Woman found asleep in parked car charged with DWI
A campus police officer says he found a woman asleep in her car near a utility building on the University of North Carolina Campus. At the time she was found, authorities say she was wearing only a black bra. After finding her in the car, the police officer arrested her on suspicion of driving while impaired.
Apparently at some point during the encounter with law enforcement, the woman submitted to an alcohol test. Authorities claim the alcohol test returned results showing the woman’s blood alcohol level was 0.24 and 0.23 percent. North Carolina law presumes impairment for the purposes of DWI charges at a blood alcohol level of 0.08 percent for people age 21 and older. However, the minimum legal limit is only part of the complex DWI laws in the state.
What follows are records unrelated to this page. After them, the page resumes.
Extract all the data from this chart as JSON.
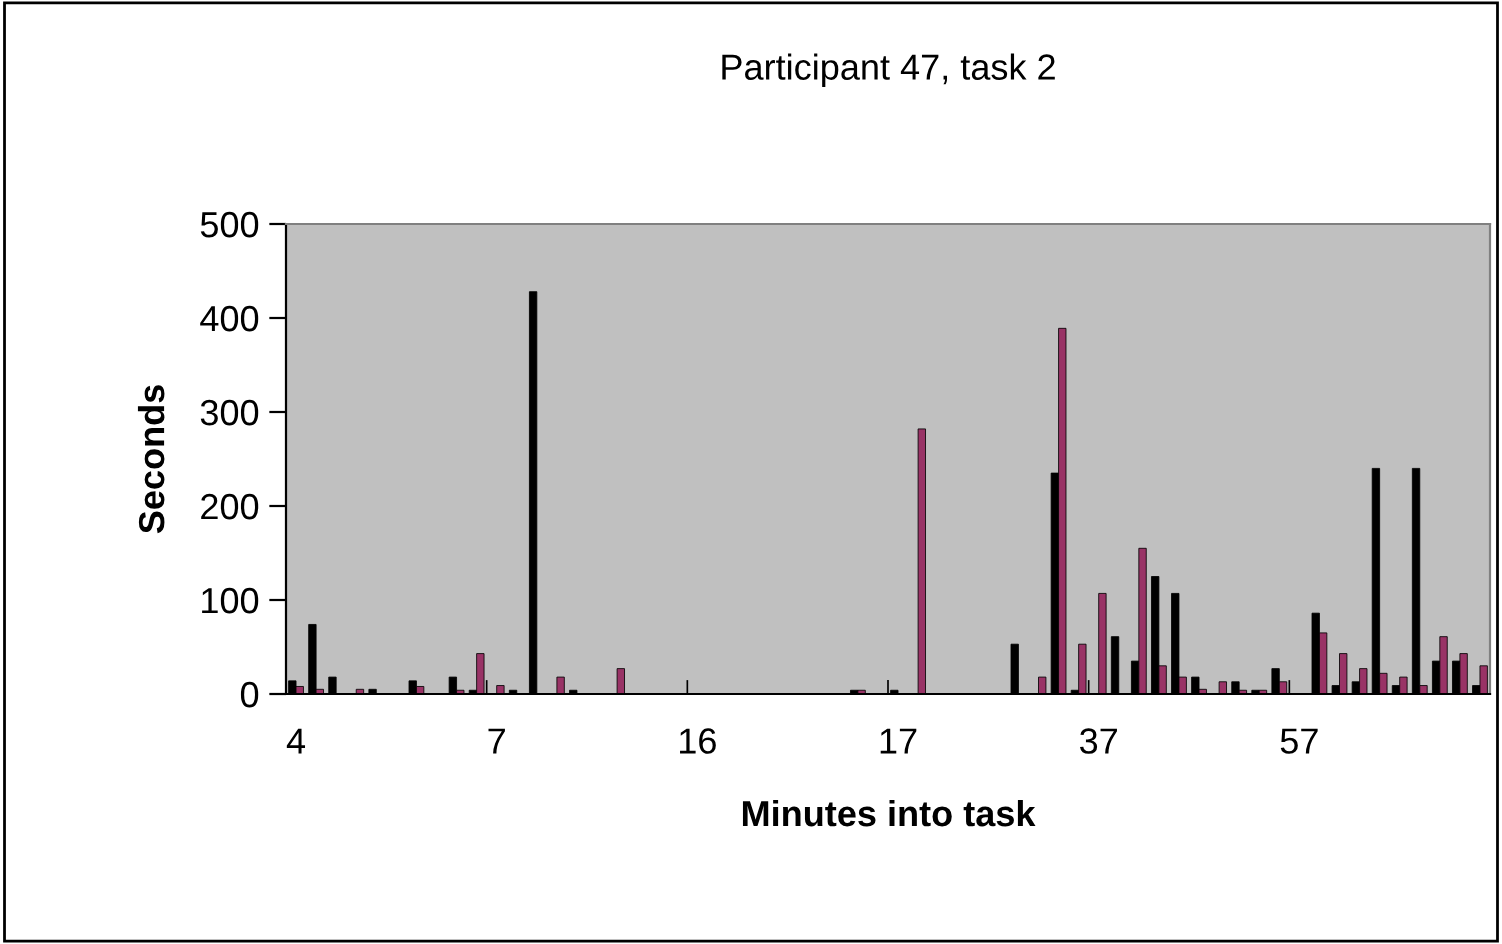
{
  "chart_data": {
    "type": "bar",
    "title": "Participant 47, task 2",
    "xlabel": "Minutes into task",
    "ylabel": "Seconds",
    "categories": [
      "4",
      null,
      null,
      null,
      null,
      null,
      null,
      null,
      null,
      null,
      "7",
      null,
      null,
      null,
      null,
      null,
      null,
      null,
      null,
      null,
      "16",
      null,
      null,
      null,
      null,
      null,
      null,
      null,
      null,
      null,
      "17",
      null,
      null,
      null,
      null,
      null,
      null,
      null,
      null,
      null,
      "37",
      null,
      null,
      null,
      null,
      null,
      null,
      null,
      null,
      null,
      "57",
      null,
      null,
      null,
      null,
      null,
      null,
      null,
      null,
      null
    ],
    "series": [
      {
        "color": "#000000",
        "values": [
          14,
          74,
          18,
          null,
          5,
          null,
          14,
          null,
          18,
          4,
          null,
          4,
          428,
          null,
          4,
          null,
          null,
          null,
          null,
          null,
          null,
          null,
          null,
          null,
          null,
          null,
          null,
          null,
          4,
          null,
          4,
          null,
          null,
          null,
          null,
          null,
          53,
          null,
          235,
          4,
          null,
          61,
          35,
          125,
          107,
          18,
          null,
          13,
          4,
          27,
          null,
          86,
          9,
          13,
          240,
          9,
          240,
          35,
          35,
          9
        ]
      },
      {
        "color": "#993366",
        "values": [
          8,
          5,
          null,
          5,
          null,
          null,
          8,
          null,
          4,
          43,
          9,
          null,
          null,
          18,
          null,
          null,
          27,
          null,
          null,
          null,
          null,
          null,
          null,
          null,
          null,
          null,
          null,
          null,
          4,
          null,
          null,
          282,
          null,
          null,
          null,
          null,
          null,
          18,
          389,
          53,
          107,
          null,
          155,
          30,
          18,
          5,
          13,
          4,
          4,
          13,
          null,
          65,
          43,
          27,
          22,
          18,
          9,
          61,
          43,
          30
        ]
      }
    ],
    "ylim": [
      0,
      500
    ],
    "yticks": [
      0,
      100,
      200,
      300,
      400,
      500
    ],
    "grid": false,
    "legend": false
  }
}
The potential penalties for a DWI conviction can vary depending upon a variety of aggravating and mitigating factors listed in section 20 of the Motor Vehicle Code. Included as an aggravating factor to be weighed in sentencing is gross impairment while driving, which is defined in the statute as an alcohol level of 0.15 percent or more.
North Carolina DWI laws, which as this blog has reported will provide stiffer penalties for certain grossly aggravating factors under “Laura’s Law” that becomes effective on December 1, provide a complex array of aggravating factors and mitigating factors that can be involved in sentencing. An experienced Greenville DWI defense attorney can help explain the complexity of the strict North Carolina DWI statutes to allow a person facing charges to better understand what they are actually facing.
The UNC student who was recently arrested on suspicion of DWI charges after being found asleep in her car argues in her DWI defense that she may have been a victim as someone may have drugged her without her knowledge.